El joven es pastelero profesional, estudió y se recibió. Es, además, el encargado del servicio de catering que realiza la institución a la que acude.
Es “hermoso el día, estoy muy contento”, afirmó Marcos a Somos Jujuy en el marco de la firma formal del convenio de trabajo.
Sobre las prácticas que fue realizando en la confitería Crillón, sostuvo: “estuve practicando un millón de cosas, aprendiendo”. Asimismo, expresó que sus compañeros “son muy buenos”.
Los padres del joven, que lo acompañaron, se mostraron emocionados y felices por el nuevo paso que dio su hijo. Lo mismo expresaron las autoridades de la Fundación Sentir, quienes mencionaron que ya son seis las personas que concurren al establecimiento y se insertaron al ámbito laboral.

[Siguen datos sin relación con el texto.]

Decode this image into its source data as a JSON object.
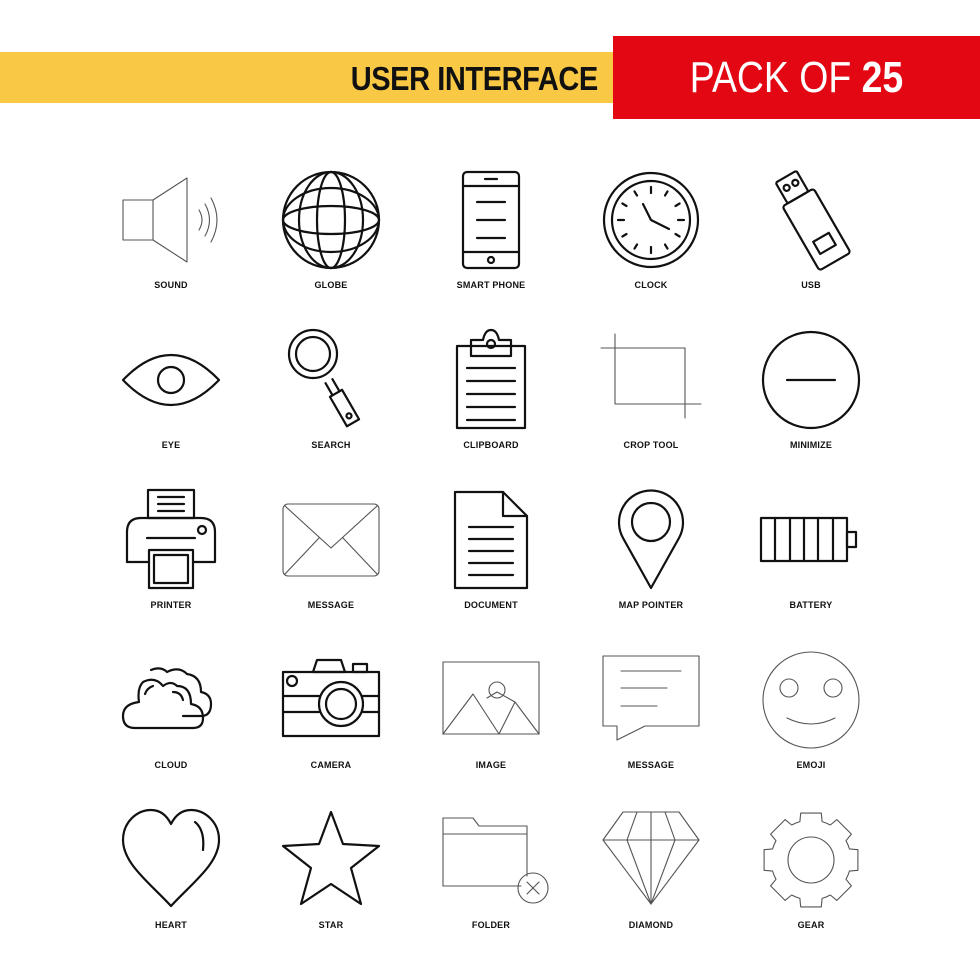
{
  "banner": {
    "title": "USER INTERFACE",
    "pack_prefix": "PACK OF ",
    "pack_count": "25",
    "colors": {
      "yellow": "#F9C844",
      "red": "#E30613"
    }
  },
  "icons": [
    {
      "label": "SOUND",
      "icon": "sound-icon"
    },
    {
      "label": "GLOBE",
      "icon": "globe-icon"
    },
    {
      "label": "SMART PHONE",
      "icon": "smart-phone-icon"
    },
    {
      "label": "CLOCK",
      "icon": "clock-icon"
    },
    {
      "label": "USB",
      "icon": "usb-icon"
    },
    {
      "label": "EYE",
      "icon": "eye-icon"
    },
    {
      "label": "SEARCH",
      "icon": "search-icon"
    },
    {
      "label": "CLIPBOARD",
      "icon": "clipboard-icon"
    },
    {
      "label": "CROP TOOL",
      "icon": "crop-tool-icon"
    },
    {
      "label": "MINIMIZE",
      "icon": "minimize-icon"
    },
    {
      "label": "PRINTER",
      "icon": "printer-icon"
    },
    {
      "label": "MESSAGE",
      "icon": "envelope-icon"
    },
    {
      "label": "DOCUMENT",
      "icon": "document-icon"
    },
    {
      "label": "MAP POINTER",
      "icon": "map-pointer-icon"
    },
    {
      "label": "BATTERY",
      "icon": "battery-icon"
    },
    {
      "label": "CLOUD",
      "icon": "cloud-icon"
    },
    {
      "label": "CAMERA",
      "icon": "camera-icon"
    },
    {
      "label": "IMAGE",
      "icon": "image-icon"
    },
    {
      "label": "MESSAGE",
      "icon": "chat-bubble-icon"
    },
    {
      "label": "EMOJI",
      "icon": "emoji-icon"
    },
    {
      "label": "HEART",
      "icon": "heart-icon"
    },
    {
      "label": "STAR",
      "icon": "star-icon"
    },
    {
      "label": "FOLDER",
      "icon": "folder-icon"
    },
    {
      "label": "DIAMOND",
      "icon": "diamond-icon"
    },
    {
      "label": "GEAR",
      "icon": "gear-icon"
    }
  ]
}
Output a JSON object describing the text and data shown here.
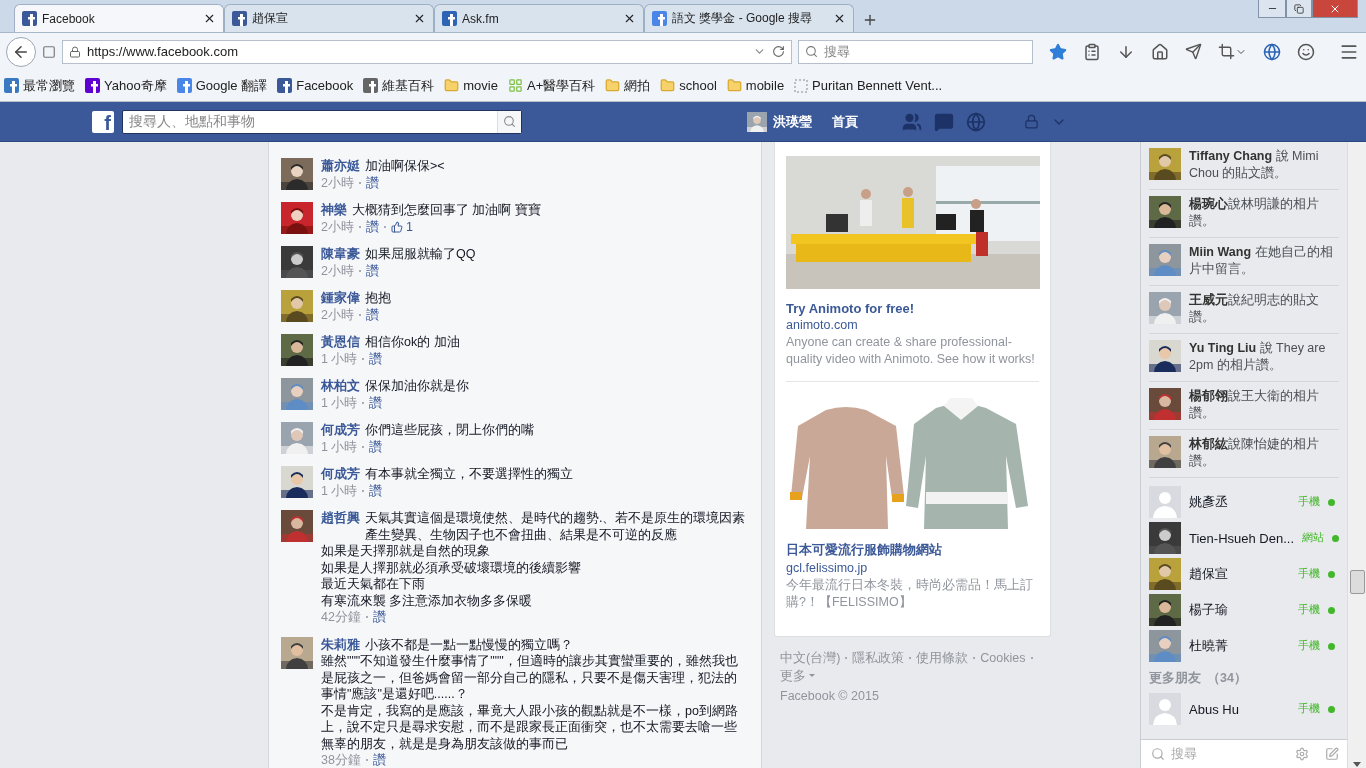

Por su parte, el dueño de la fábrica de sándwiches y masas dulces, Luis Alonso, destacó que "Marcos se acopló muy bien, fue todo muy natural", y agregó que "la idea es que afiance sus conocimientos".
"Me parece una buena acción y muy reconfortante poder desde nuestro lugar aportar algo para que se puedan desarrollar", finalizó el empresario.